His essay on the Salvadoran martyrs is heartfelt and moving, and I recommend it to anyone who doubts the power of the Gospel message to shake the world today. These six men were killed because they insisted, loudly and repeatedly, on supporting the poor and the disenfranchised in their country. And they did it precisely for Gospel reasons. But a brief passage in the foreword to the essay speaks even more powerfully to the theme of martyrdom and its fruitsand to Hansen’s narrative skill and sacramental imagination: A few weeks after the cold-blooded assassinations of November 16 [1989], an American Jesuit visited the hillside residence where the murders occurred.
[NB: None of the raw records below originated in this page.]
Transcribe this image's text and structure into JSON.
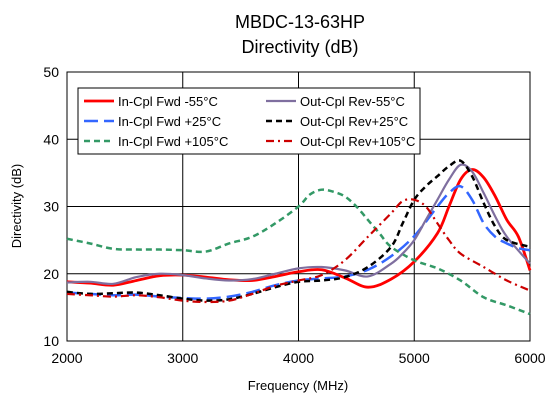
{
  "chart_data": {
    "type": "line",
    "title": "MBDC-13-63HP",
    "subtitle": "Directivity (dB)",
    "xlabel": "Frequency (MHz)",
    "ylabel": "Directivity (dB)",
    "xlim": [
      2000,
      6000
    ],
    "ylim": [
      10,
      50
    ],
    "xticks": [
      "2000",
      "3000",
      "4000",
      "5000",
      "6000"
    ],
    "yticks": [
      "10",
      "20",
      "30",
      "40",
      "50"
    ],
    "grid": true,
    "legend_position": "top-left inside plot, two columns",
    "series": [
      {
        "name": "In-Cpl Fwd -55°C",
        "color": "#ff0000",
        "style": "solid",
        "x": [
          2000,
          2200,
          2400,
          2600,
          2800,
          3000,
          3200,
          3400,
          3600,
          3800,
          4000,
          4200,
          4400,
          4600,
          4800,
          5000,
          5200,
          5300,
          5400,
          5500,
          5600,
          5700,
          5800,
          5900,
          6000
        ],
        "y": [
          18.8,
          18.6,
          18.3,
          19.0,
          19.7,
          19.8,
          19.5,
          19.1,
          19.0,
          19.6,
          20.3,
          20.6,
          19.4,
          18.0,
          19.2,
          21.8,
          26.0,
          30.0,
          34.0,
          35.5,
          34.3,
          31.5,
          28.0,
          25.5,
          20.5
        ]
      },
      {
        "name": "In-Cpl Fwd +25°C",
        "color": "#3366ff",
        "style": "long-dash",
        "x": [
          2000,
          2200,
          2400,
          2600,
          2800,
          3000,
          3200,
          3400,
          3600,
          3800,
          4000,
          4200,
          4400,
          4600,
          4800,
          5000,
          5200,
          5300,
          5400,
          5500,
          5600,
          5700,
          5800,
          5900,
          6000
        ],
        "y": [
          17.2,
          17.0,
          16.8,
          16.9,
          16.6,
          16.4,
          16.3,
          16.6,
          17.3,
          18.3,
          19.0,
          19.3,
          19.6,
          20.6,
          22.6,
          25.6,
          30.0,
          32.0,
          33.0,
          31.0,
          27.5,
          25.5,
          24.5,
          23.8,
          23.5
        ]
      },
      {
        "name": "In-Cpl Fwd +105°C",
        "color": "#339966",
        "style": "dash",
        "x": [
          2000,
          2200,
          2400,
          2600,
          2800,
          3000,
          3200,
          3400,
          3600,
          3800,
          4000,
          4100,
          4200,
          4300,
          4400,
          4500,
          4600,
          4700,
          4800,
          5000,
          5200,
          5400,
          5600,
          5800,
          6000
        ],
        "y": [
          25.2,
          24.5,
          23.7,
          23.6,
          23.6,
          23.5,
          23.3,
          24.5,
          25.5,
          27.5,
          30.0,
          31.8,
          32.5,
          32.2,
          31.5,
          30.0,
          28.0,
          26.0,
          24.0,
          22.0,
          20.8,
          19.0,
          16.5,
          15.3,
          14.0
        ]
      },
      {
        "name": "Out-Cpl Rev-55°C",
        "color": "#7f6f9f",
        "style": "solid",
        "x": [
          2000,
          2200,
          2400,
          2600,
          2800,
          3000,
          3200,
          3400,
          3600,
          3800,
          4000,
          4200,
          4400,
          4600,
          4800,
          4900,
          5000,
          5100,
          5200,
          5300,
          5400,
          5500,
          5600,
          5700,
          5800,
          6000
        ],
        "y": [
          18.7,
          18.8,
          18.5,
          19.5,
          20.0,
          19.8,
          19.3,
          19.0,
          19.2,
          20.0,
          20.8,
          21.0,
          20.5,
          19.6,
          21.5,
          23.0,
          25.0,
          28.0,
          31.0,
          34.0,
          36.2,
          35.2,
          32.0,
          28.5,
          25.5,
          21.5
        ]
      },
      {
        "name": "Out-Cpl Rev+25°C",
        "color": "#000000",
        "style": "dash",
        "x": [
          2000,
          2200,
          2400,
          2600,
          2800,
          3000,
          3200,
          3400,
          3600,
          3800,
          4000,
          4200,
          4400,
          4600,
          4800,
          4900,
          5000,
          5100,
          5200,
          5300,
          5400,
          5500,
          5600,
          5700,
          5800,
          6000
        ],
        "y": [
          17.3,
          17.0,
          17.1,
          17.2,
          16.8,
          16.3,
          16.0,
          16.2,
          17.0,
          18.0,
          18.8,
          19.0,
          19.5,
          21.0,
          24.0,
          27.5,
          31.0,
          33.0,
          34.5,
          36.0,
          36.8,
          34.5,
          30.5,
          27.0,
          25.0,
          24.0
        ]
      },
      {
        "name": "Out-Cpl Rev+105°C",
        "color": "#cc0000",
        "style": "dash-dot",
        "x": [
          2000,
          2200,
          2400,
          2600,
          2800,
          3000,
          3200,
          3400,
          3600,
          3800,
          4000,
          4200,
          4400,
          4600,
          4800,
          4900,
          5000,
          5100,
          5200,
          5300,
          5400,
          5600,
          5800,
          6000
        ],
        "y": [
          17.0,
          16.8,
          16.6,
          16.8,
          16.5,
          16.0,
          15.8,
          16.0,
          17.0,
          18.2,
          19.0,
          19.8,
          22.0,
          25.5,
          29.0,
          30.8,
          31.0,
          30.0,
          27.5,
          25.0,
          23.0,
          21.0,
          19.0,
          17.5
        ]
      }
    ]
  }
}
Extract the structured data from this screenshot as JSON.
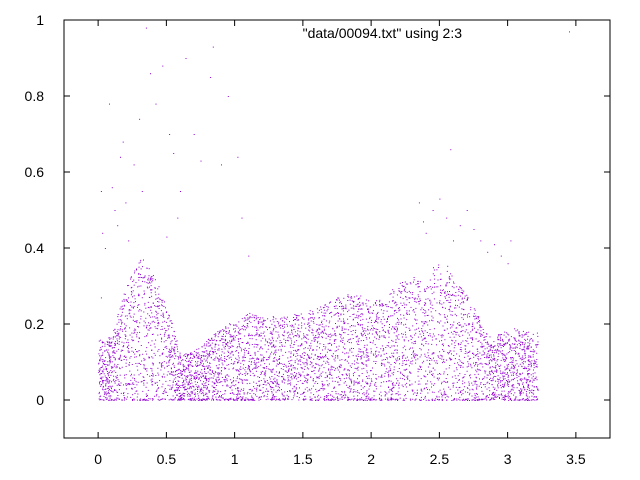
{
  "chart_data": {
    "type": "scatter",
    "title": "",
    "xlabel": "",
    "ylabel": "",
    "xlim": [
      -0.25,
      3.75
    ],
    "ylim": [
      -0.1,
      1.0
    ],
    "xticks": [
      0,
      0.5,
      1,
      1.5,
      2,
      2.5,
      3,
      3.5
    ],
    "xtick_labels": [
      "0",
      "0.5",
      "1",
      "1.5",
      "2",
      "2.5",
      "3",
      "3.5"
    ],
    "yticks": [
      0,
      0.2,
      0.4,
      0.6,
      0.8,
      1
    ],
    "ytick_labels": [
      "0",
      "0.2",
      "0.4",
      "0.6",
      "0.8",
      "1"
    ],
    "grid": false,
    "legend_placement": "top-right",
    "colors": {
      "series": "#9400d3",
      "axis": "#000000",
      "background": "#ffffff"
    },
    "series": [
      {
        "name": "\"data/00094.txt\" using 2:3",
        "x_range": [
          0.0,
          3.22
        ],
        "upper_envelope": [
          [
            0.0,
            0.16
          ],
          [
            0.1,
            0.17
          ],
          [
            0.2,
            0.3
          ],
          [
            0.28,
            0.37
          ],
          [
            0.35,
            0.38
          ],
          [
            0.42,
            0.32
          ],
          [
            0.5,
            0.25
          ],
          [
            0.56,
            0.18
          ],
          [
            0.6,
            0.12
          ],
          [
            0.7,
            0.13
          ],
          [
            0.8,
            0.16
          ],
          [
            0.9,
            0.19
          ],
          [
            1.0,
            0.21
          ],
          [
            1.1,
            0.23
          ],
          [
            1.3,
            0.22
          ],
          [
            1.5,
            0.23
          ],
          [
            1.65,
            0.25
          ],
          [
            1.8,
            0.28
          ],
          [
            1.9,
            0.28
          ],
          [
            2.0,
            0.26
          ],
          [
            2.1,
            0.27
          ],
          [
            2.2,
            0.31
          ],
          [
            2.3,
            0.33
          ],
          [
            2.4,
            0.3
          ],
          [
            2.45,
            0.35
          ],
          [
            2.5,
            0.37
          ],
          [
            2.55,
            0.36
          ],
          [
            2.6,
            0.32
          ],
          [
            2.7,
            0.28
          ],
          [
            2.8,
            0.21
          ],
          [
            2.88,
            0.16
          ],
          [
            2.95,
            0.18
          ],
          [
            3.05,
            0.19
          ],
          [
            3.15,
            0.18
          ],
          [
            3.22,
            0.18
          ]
        ],
        "outliers": [
          [
            0.02,
            0.55
          ],
          [
            0.03,
            0.44
          ],
          [
            0.05,
            0.4
          ],
          [
            0.02,
            0.27
          ],
          [
            0.08,
            0.78
          ],
          [
            0.1,
            0.56
          ],
          [
            0.12,
            0.5
          ],
          [
            0.14,
            0.46
          ],
          [
            0.16,
            0.64
          ],
          [
            0.18,
            0.68
          ],
          [
            0.2,
            0.52
          ],
          [
            0.22,
            0.42
          ],
          [
            0.3,
            0.74
          ],
          [
            0.35,
            0.98
          ],
          [
            0.38,
            0.86
          ],
          [
            0.42,
            0.78
          ],
          [
            0.47,
            0.88
          ],
          [
            0.52,
            0.7
          ],
          [
            0.55,
            0.65
          ],
          [
            0.6,
            0.55
          ],
          [
            0.64,
            0.9
          ],
          [
            0.7,
            0.7
          ],
          [
            0.75,
            0.63
          ],
          [
            0.82,
            0.85
          ],
          [
            0.84,
            0.93
          ],
          [
            0.9,
            0.62
          ],
          [
            0.95,
            0.8
          ],
          [
            1.02,
            0.64
          ],
          [
            1.05,
            0.48
          ],
          [
            1.1,
            0.38
          ],
          [
            0.58,
            0.48
          ],
          [
            0.5,
            0.43
          ],
          [
            0.32,
            0.55
          ],
          [
            0.26,
            0.62
          ],
          [
            2.35,
            0.52
          ],
          [
            2.38,
            0.47
          ],
          [
            2.4,
            0.44
          ],
          [
            2.45,
            0.5
          ],
          [
            2.5,
            0.53
          ],
          [
            2.55,
            0.48
          ],
          [
            2.6,
            0.42
          ],
          [
            2.65,
            0.46
          ],
          [
            2.7,
            0.5
          ],
          [
            2.75,
            0.45
          ],
          [
            2.8,
            0.42
          ],
          [
            2.85,
            0.39
          ],
          [
            2.9,
            0.41
          ],
          [
            2.95,
            0.38
          ],
          [
            3.0,
            0.36
          ],
          [
            3.02,
            0.42
          ],
          [
            2.58,
            0.66
          ],
          [
            3.45,
            0.97
          ]
        ]
      }
    ]
  }
}
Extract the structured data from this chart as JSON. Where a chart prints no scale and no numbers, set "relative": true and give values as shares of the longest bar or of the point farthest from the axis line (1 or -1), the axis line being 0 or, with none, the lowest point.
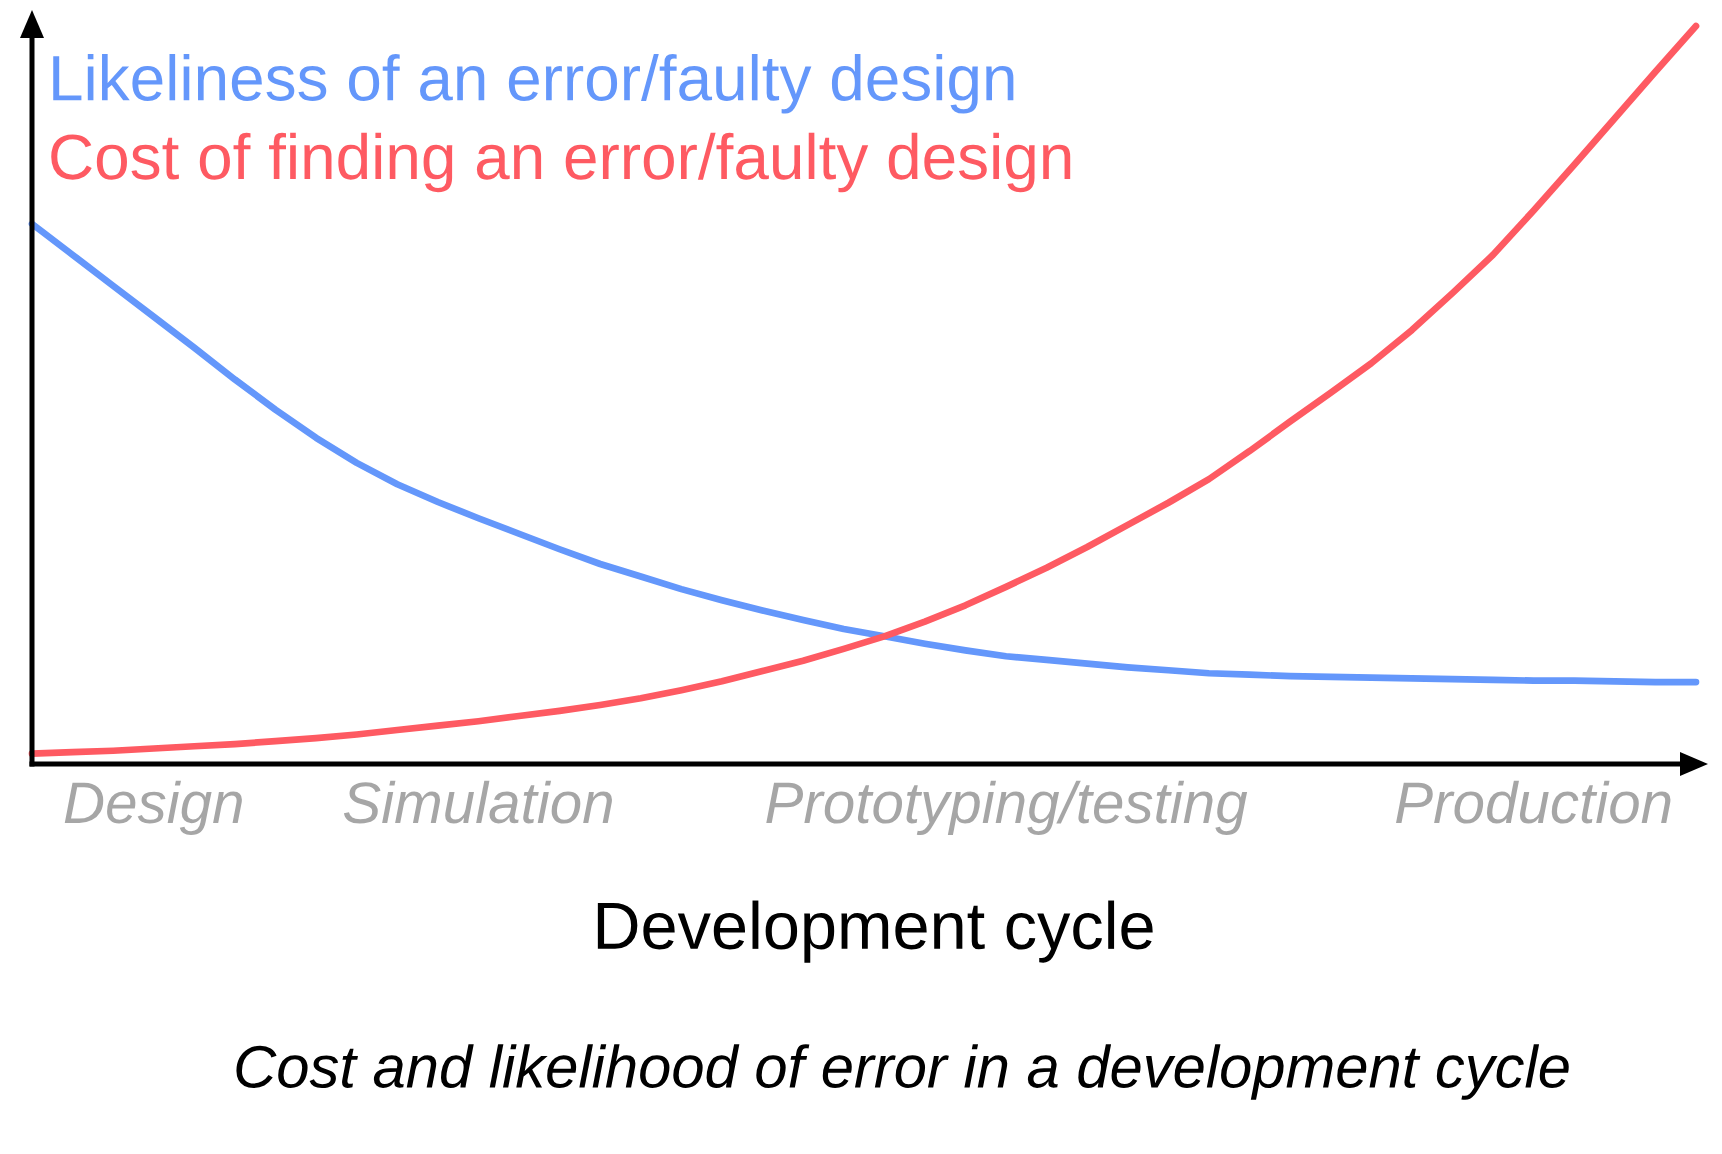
{
  "chart_data": {
    "type": "line",
    "relative": true,
    "xlabel": "Development cycle",
    "annotations": [
      "Cost and likelihood of error in a development cycle"
    ],
    "legend": "top left",
    "categories": [
      null,
      null,
      null,
      "Design",
      null,
      null,
      null,
      null,
      null,
      null,
      null,
      "Simulation",
      null,
      null,
      null,
      null,
      null,
      null,
      null,
      null,
      null,
      null,
      null,
      null,
      "Prototyping/testing",
      null,
      null,
      null,
      null,
      null,
      null,
      null,
      null,
      null,
      null,
      null,
      null,
      "Production",
      null,
      null,
      null,
      null
    ],
    "series": [
      {
        "name": "Likeliness of an error/faulty design",
        "color": "#6497fb",
        "values": [
          0.732,
          0.69,
          0.648,
          0.606,
          0.564,
          0.521,
          0.48,
          0.442,
          0.408,
          0.379,
          0.355,
          0.333,
          0.312,
          0.291,
          0.271,
          0.254,
          0.237,
          0.222,
          0.208,
          0.195,
          0.183,
          0.173,
          0.163,
          0.154,
          0.146,
          0.141,
          0.136,
          0.131,
          0.127,
          0.123,
          0.121,
          0.119,
          0.118,
          0.117,
          0.116,
          0.115,
          0.114,
          0.113,
          0.113,
          0.112,
          0.111,
          0.111
        ]
      },
      {
        "name": "Cost of finding an error/faulty design",
        "color": "#fe5a62",
        "values": [
          0.014,
          0.016,
          0.018,
          0.021,
          0.024,
          0.027,
          0.031,
          0.035,
          0.04,
          0.046,
          0.052,
          0.058,
          0.065,
          0.072,
          0.08,
          0.089,
          0.1,
          0.112,
          0.126,
          0.14,
          0.156,
          0.173,
          0.193,
          0.215,
          0.24,
          0.266,
          0.294,
          0.324,
          0.354,
          0.386,
          0.424,
          0.464,
          0.503,
          0.543,
          0.588,
          0.638,
          0.69,
          0.75,
          0.812,
          0.875,
          0.938,
          1.0
        ]
      }
    ]
  }
}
The house interior had been torn apart by the soldiers, chunks of wall were shot out by stray bullets, wherever he looked there were signs of wreckage and violence, and yet as he paused in a hallway he was suddenly overcome with a feeling of immense and surprising joy. Whatever anger, despair, and sadness he was feeling gave way to a mysterious happiness and peace. The American just stood there for a moment, fully absorbing it, and then he noticed in the hallway an older Jesuit resident who smiled as he walked past and simply said, I see you have found the spot.’